The cause of her speech errors is functional.)
Fluency: speech that is clear, rhythmic, smooth; effortless or “easy” speech (Meg is working on using her “easy” speech in speech/language therapy sessions to help improve her fluency.)
Dysfluency: also known as “stuttering”; speech that is disrupted or “bumpy” (prolongations, blocks, etc.); effortful speech (Jayson has trouble starting sentences when he is speaking. He says the
first word of the sentence over and over. He has dysfluent speech.)
Accommodations: tools or strategies put in place to help a student complete tasks/achieve goals
(Nicholas receives accommodations such as extended time to take tests and a notetaker.)
Modifications: actual changes made in a task, routine, etc., to help an individual complete tasks/achieve
goals to the best level possible within the general curriculum (Sophie receives modifications such as
shortened tests and reduced assignments in her regular classroom.)
Syntax: grammar (Harry works on his syntax in speech/language therapy sessions. He is learning how
to use regular and irregular verbs properly.)
Semantics: word meaning; vocabulary (Paul has trouble with semantics, particularly knowing the
difference between literal and figurative language. In speech/language therapy, we are working on
understanding figurative language such as the idiom “It’s raining cats and dogs.” )
Augmentative Communication: a device or tool that “adds to” or helps a person communicate (Josie
only says a few words. She uses picture cards to communicate words she does not say. Using picture
cards as augmentative communication helps her parents and teachers know what she needs and wants,
“ice cream” for example.)
Alternative Communication: a new/different type of communication that replaces another form of
communication (speaking) (Mark is unable to speak. He has an electronic board that talks for him. He
types what he wants to say in his alternative communication device then hits “play” to have the device
say what he wrote.)
Oral: refers to spoken language; or can refer to the mouth (Maggie has to give an oral presentation in her
social studies class tomorrow.)
Aural: refers to the ear or the sense of hearing (Maggie’s classmates will listen to her presentation
Home Activities to Improve/Develop Speech and Language Skills:
- Name items to your child or ask them to name them while you are at the grocery store or going for a ride in the car to build up your child’s vocabulary.

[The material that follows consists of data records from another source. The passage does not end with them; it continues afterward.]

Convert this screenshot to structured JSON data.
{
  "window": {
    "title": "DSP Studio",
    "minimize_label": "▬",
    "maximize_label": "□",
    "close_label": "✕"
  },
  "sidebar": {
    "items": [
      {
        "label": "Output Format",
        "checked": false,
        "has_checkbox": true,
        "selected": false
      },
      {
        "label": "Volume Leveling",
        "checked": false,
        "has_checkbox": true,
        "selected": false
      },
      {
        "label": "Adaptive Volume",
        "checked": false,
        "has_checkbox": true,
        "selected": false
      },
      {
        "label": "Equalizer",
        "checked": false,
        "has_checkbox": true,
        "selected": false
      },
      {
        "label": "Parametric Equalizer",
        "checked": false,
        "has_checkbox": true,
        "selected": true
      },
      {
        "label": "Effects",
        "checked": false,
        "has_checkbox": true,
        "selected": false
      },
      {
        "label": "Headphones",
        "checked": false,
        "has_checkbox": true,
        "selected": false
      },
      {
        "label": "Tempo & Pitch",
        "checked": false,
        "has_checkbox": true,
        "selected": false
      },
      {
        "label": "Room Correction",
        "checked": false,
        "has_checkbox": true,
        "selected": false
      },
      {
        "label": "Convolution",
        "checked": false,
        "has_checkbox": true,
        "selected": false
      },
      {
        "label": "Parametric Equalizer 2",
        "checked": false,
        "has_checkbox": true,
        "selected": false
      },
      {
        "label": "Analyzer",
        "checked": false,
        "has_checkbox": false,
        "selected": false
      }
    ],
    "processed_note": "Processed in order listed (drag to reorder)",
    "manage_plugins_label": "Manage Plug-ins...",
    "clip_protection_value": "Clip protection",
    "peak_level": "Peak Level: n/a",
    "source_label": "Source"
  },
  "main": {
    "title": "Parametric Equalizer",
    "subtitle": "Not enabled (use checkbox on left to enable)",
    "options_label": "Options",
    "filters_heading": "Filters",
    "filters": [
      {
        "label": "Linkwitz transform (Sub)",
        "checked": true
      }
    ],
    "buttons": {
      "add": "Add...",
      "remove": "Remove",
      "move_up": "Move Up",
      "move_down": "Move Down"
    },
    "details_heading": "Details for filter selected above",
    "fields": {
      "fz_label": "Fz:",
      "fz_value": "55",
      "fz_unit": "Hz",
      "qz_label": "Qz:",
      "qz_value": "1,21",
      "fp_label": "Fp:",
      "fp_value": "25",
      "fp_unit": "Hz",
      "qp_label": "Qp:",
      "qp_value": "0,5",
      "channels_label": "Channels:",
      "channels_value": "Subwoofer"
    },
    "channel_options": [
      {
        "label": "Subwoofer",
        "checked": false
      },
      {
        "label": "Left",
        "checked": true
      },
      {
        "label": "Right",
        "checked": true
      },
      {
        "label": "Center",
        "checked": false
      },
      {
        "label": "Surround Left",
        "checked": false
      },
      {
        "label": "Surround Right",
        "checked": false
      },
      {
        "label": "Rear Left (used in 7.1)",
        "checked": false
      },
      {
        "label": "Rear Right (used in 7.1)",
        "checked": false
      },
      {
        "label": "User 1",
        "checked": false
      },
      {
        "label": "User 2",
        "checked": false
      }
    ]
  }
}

- Provide new experiences by taking your children to the zoo, shopping mall, museum, or sporting event and talk to your children about the things you both see
- While reading with your child, explain pictures in a book and ask them questions about the story like, “Who is this? What is he/she doing? Where are they going? What do you think might happen next?”
- Ask your child about their day and what happened in school when you see them. Also tell them about your day.
- Be a good speech model for your children and do not use baby talk. You should always speak in complete sentences, keeping them short and simple for younger children.
- Continue to enhance your children’s experiences and use self-talk when you are doing things or telling how you are feeling and make sure to ask what your child is doing or feeling.
- Play a board game with your children and use the time to help improve their speech and language skills by asking them questions before their turn, such as asking them to describe objects/name categories/name items within a category/say a word correctly/spell a word correctly/use a word in a complete sentence/guess an object you described/provide a rhyming word/name a synonym.
- If a child has trouble labeling an object or remembering the name, try using a phonemic cue by supplying the first sound of the word to help trigger the word quicker. If the object/word the child is trying to remember is not within view, ask the child to describe it or tell the function of the object, so you can maybe guess the word.
- Have your child cut pictures from a magazine and have them decide what type of “wh” question the picture would be, including “who”, “where”, “what”, “’when”. Then make a chart with these columns and place the picture in the correct column.